By David R. Baker
Moving quickly to fill a climate leadership vacuum opened by President Trump, the governors of California, New York and Washington on Thursday announced a new alliance of states dedicated to fighting global warming and urged others to join them.
The move came within hours of Trump's statement that he will pull the United States out of the landmark 2015 Paris climate accord and seek to renegotiate it, casting it as a threat to American jobs.
An angry California Gov. Jerry Brown called Trump's decision "tragic" and "insane," pointing out that his state's economic growth has surged even as it boosts its use of renewable power and ratchets down greenhouse-gas emissions.
"California will resist," Brown told journalists on a conference call. "Trump may well create the exact opposite of what he intended, which is an aroused citizenry -- and an aroused international community -- who will not tolerate this kind of deviant behavior from the highest office in the land."
Brown and his counterparts, Jay Inslee of Washington and Andrew Cuomo of New York, announced that they would join forces in a United States Climate Alliance, a coalition of states committed to upholding the goals of the Paris agreement.
The three states, combined, represent more than 20 percent of the U.S. population and at least 10 percent of the country's greenhouse-gas emissions, according to the governors.
"I am proud to stand with other governors as we make sure that the inaction in D.C. is met by an equal force of action from the states," Inslee said in a news release. "Today's announcement by the president leaves the full responsibility of climate action on states and cities throughout our nation."
Meanwhile, 27 California state senators, led by President Pro Tem Kevin De León, sent Brown a letter Thursday urging him to convene a climate summit with representatives of Mexico, Canada and other states and subnational governments.
The summit, they wrote, would help "ensure that we continue to charge ahead without forfeiting all of our historic progress to date."
Brown has, for years, worked to form partnerships with other states, countries and provinces on climate policies, with mixed results. California's cap-and-trade system for reining in greenhouse-gas emissions, for example, also includes Quebec and may soon add Ontario. But when the system was still under development in 2008, it was supposed to cover seven states and four provinces. Most dropped out over the years.
Since Trump's election last fall, Brown has dramatically ramped up his efforts, positioning California as both the focal point of resistance to Trump's environmental policies and the country's leading force for climate action.

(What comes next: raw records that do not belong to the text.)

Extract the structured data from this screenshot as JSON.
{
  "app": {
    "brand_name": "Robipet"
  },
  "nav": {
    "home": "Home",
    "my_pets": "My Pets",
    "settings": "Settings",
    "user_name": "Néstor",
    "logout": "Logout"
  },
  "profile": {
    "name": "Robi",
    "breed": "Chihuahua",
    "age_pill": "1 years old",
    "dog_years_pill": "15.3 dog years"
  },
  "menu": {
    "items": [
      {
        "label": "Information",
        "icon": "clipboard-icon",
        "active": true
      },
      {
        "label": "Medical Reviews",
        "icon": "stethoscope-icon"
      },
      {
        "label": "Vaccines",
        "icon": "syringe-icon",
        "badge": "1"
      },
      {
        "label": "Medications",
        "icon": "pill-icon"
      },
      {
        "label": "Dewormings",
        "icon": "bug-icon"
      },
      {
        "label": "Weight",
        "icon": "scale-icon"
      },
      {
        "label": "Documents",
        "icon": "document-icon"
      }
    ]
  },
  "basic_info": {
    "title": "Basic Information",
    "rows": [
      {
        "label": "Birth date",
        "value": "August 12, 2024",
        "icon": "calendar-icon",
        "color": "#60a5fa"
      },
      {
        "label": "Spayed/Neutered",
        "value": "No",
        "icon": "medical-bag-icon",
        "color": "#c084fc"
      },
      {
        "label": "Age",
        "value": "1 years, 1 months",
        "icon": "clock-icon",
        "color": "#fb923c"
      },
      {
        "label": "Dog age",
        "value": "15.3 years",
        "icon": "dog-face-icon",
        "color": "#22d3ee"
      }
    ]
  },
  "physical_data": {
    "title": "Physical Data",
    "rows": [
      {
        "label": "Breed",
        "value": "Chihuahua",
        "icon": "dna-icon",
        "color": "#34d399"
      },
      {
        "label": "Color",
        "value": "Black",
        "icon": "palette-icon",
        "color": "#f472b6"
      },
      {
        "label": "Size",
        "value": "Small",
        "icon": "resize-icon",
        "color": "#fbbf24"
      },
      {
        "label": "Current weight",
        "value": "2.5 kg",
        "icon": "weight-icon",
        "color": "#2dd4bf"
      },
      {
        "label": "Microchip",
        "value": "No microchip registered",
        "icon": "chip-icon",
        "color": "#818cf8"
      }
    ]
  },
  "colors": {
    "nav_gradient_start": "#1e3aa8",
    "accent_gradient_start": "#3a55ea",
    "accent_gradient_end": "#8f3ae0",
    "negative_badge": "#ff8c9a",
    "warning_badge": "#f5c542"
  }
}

He has also emerged as a persistent environmental diplomat. Brown has badgered foreign officials to join his Under2 Coalition, a group of national and subnational governments dedicated to keeping global warming below 2 degrees Celsius in this century. The coalition now boasts more than 170 jurisdictions worldwide, with Canada, Mexico and Sweden among the newest members.
Indeed, the timing of Trump's long-awaited announcement on the Paris accord may have played into Brown's hands. The governor is scheduled to fly to China on Friday to discuss the state's ongoing collaboration with that nation on climate and energy issues. He will then travel to Bonn, Germany, to attend the 2017 United Nations Climate Change Conference.
California's climate policies are considered the nation's most aggressive, and could get tougher. The state Senate, for example, approved a bill Wednesday that would force California utilities to get 100 percent of their power from renewable sources by 2045.
Other states have set their own targets, leading some analysts to hope that the country will continue to make progress in the coming years, despite Trump's determination to undo former President Barack Obama's federal climate policies.
"Thankfully, most of the decisions that really matter in this country happen at other levels," said Andrew Steer, president of the World Resources Institute think tank.